Missouri legislator seeking to standardize AP exam credits

JEFFERSON CITY, Mo. -- If you take an Advanced Placement course, you can earn college credit for the course if you score a 3 or higher out of 5 on the end of year AP test.

That's true in Arkansas, Illinois, Kansas and Kentucky.

In Missouri, it depends.

Missouri universities can set their own score requirements for each course. So while a 3 on an AP government exam might get you credit at one school, you might need a 4 at another. Rep. Chris Brown, R-Kansas City, hopes to change that.

Brown is sponsoring House bill 1683, which would require Missouri public universities to accept a 3 for credit for all advanced placement courses. Brown taught advanced placement social studies courses for more than 30 years at the North Kansas City School District and said the different rules at different colleges were frustrating to him.

"It seems very arbitrary, it seems very random, and it's very hard to explain to a parent whose student worked very, very hard for an entire year, and they get a three, which is an exceedingly good grade on an AP test, why they're not getting college credit," Brown told the House Committee on Higher Education at a hearing in February.

According to the College Board, a 3 is a "qualifying" score.

Testimony from representatives for Most Policy Initiative pointed to a 2020 College Board study that found that students who test out of a course with an AP exam do the same or better in later courses than their peers who took the college course.

Many students took four main AP courses at his high school, Brown said, which would add up to a total of 12 credit hours in college. That's nearly a semester's worth of courses, which could equal $4,000-5,000 in tuition students could be saving, he said.
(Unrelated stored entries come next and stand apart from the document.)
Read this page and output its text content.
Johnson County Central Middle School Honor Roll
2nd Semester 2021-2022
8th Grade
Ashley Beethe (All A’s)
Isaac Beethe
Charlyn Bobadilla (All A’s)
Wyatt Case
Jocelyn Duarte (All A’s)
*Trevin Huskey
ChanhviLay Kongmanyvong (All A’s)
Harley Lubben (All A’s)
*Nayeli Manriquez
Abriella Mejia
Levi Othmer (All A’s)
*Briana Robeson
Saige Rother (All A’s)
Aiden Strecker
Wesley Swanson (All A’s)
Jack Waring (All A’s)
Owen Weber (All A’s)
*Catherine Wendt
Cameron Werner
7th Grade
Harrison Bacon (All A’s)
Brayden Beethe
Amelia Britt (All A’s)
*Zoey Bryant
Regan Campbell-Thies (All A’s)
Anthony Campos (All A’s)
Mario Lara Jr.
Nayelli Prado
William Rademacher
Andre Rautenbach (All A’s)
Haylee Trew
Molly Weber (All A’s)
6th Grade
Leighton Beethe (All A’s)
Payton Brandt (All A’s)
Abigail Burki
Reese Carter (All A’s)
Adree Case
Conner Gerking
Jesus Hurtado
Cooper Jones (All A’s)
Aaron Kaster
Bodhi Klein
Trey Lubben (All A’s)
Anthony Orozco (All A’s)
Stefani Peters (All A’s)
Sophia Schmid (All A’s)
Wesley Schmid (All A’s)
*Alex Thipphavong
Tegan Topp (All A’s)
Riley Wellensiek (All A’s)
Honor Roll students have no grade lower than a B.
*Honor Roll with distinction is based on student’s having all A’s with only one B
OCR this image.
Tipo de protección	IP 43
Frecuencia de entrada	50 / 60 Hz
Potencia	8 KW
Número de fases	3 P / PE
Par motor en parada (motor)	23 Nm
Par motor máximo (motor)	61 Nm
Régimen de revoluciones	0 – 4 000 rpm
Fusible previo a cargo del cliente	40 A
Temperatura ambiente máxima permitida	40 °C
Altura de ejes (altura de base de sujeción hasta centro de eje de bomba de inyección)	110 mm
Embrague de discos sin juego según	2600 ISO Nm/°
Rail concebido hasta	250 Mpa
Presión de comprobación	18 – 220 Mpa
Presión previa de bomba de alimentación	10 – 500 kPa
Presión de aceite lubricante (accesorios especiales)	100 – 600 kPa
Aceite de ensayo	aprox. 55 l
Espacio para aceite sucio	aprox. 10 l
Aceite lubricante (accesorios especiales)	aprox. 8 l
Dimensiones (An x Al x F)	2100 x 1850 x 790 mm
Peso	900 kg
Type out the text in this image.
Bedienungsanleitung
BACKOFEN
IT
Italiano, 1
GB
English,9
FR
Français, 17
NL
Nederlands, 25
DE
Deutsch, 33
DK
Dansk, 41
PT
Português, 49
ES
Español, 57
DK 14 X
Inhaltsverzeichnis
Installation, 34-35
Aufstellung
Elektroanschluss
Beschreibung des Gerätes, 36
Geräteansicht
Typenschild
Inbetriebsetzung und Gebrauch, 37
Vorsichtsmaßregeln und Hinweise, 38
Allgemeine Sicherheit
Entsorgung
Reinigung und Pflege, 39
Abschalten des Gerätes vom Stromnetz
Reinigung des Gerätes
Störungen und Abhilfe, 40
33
MU student Ella Pritchett testified that she earned a 3 on her AP government exam, but MU required a 4. This meant she had to retake the course in college, which she said will cost around $1,000 for tuition, course fees and textbooks.

Brown also thinks Missouri could be losing students to other states that will accept their scores.

Kurt Gates, a social studies teacher at Liberty North High School, testified before the committee that his students had initiated the legislative effort to change the scores colleges would accept. Gates said the bill would help students graduate in four years if passed.

The bill has been before the Legislature before, but COVID-19 "sidetracked it," Brown said in an interview. Brown said he had some pushback last time around, but he thinks he's done a better job communicating with people on the Senate side this year and hopes it will gain some traction there.

The University of Missouri spoke in opposition to the legislation but said it was not so much opposed as seeking improvement to the legislation.

Dusty Schnieders, of the University of Missouri System, said UM schools were concerned a student who scored a 3 on a AP biology exam might not be prepared for a pre-medical track. He suggested the bill be amended to leave out courses specific to one's major.

Rep. Kevin Windham, D-Hillsdale, asked Schnieders why score requirements differed between UM system schools like the University of Missouri-Kansas City and the University of Missouri-St. Louis.

Schnieders said he couldn't answer the question at the time.

The Council on Public Higher Education testified in support but added Truman State University had similar concerns to the UM System.

Brown said he doesn't understand those concerns.

"I struggle with why they would want that. So what they're saying is, if they're a freshman, and they take biology at that particular university, whatever it may be, and they get a C in that as a freshman, does that not qualify as a passing score? I just don't understand that argument or that concern," Brown said in an interview.

Brown said he expects his bill to come before the Senate Education Committee in two weeks.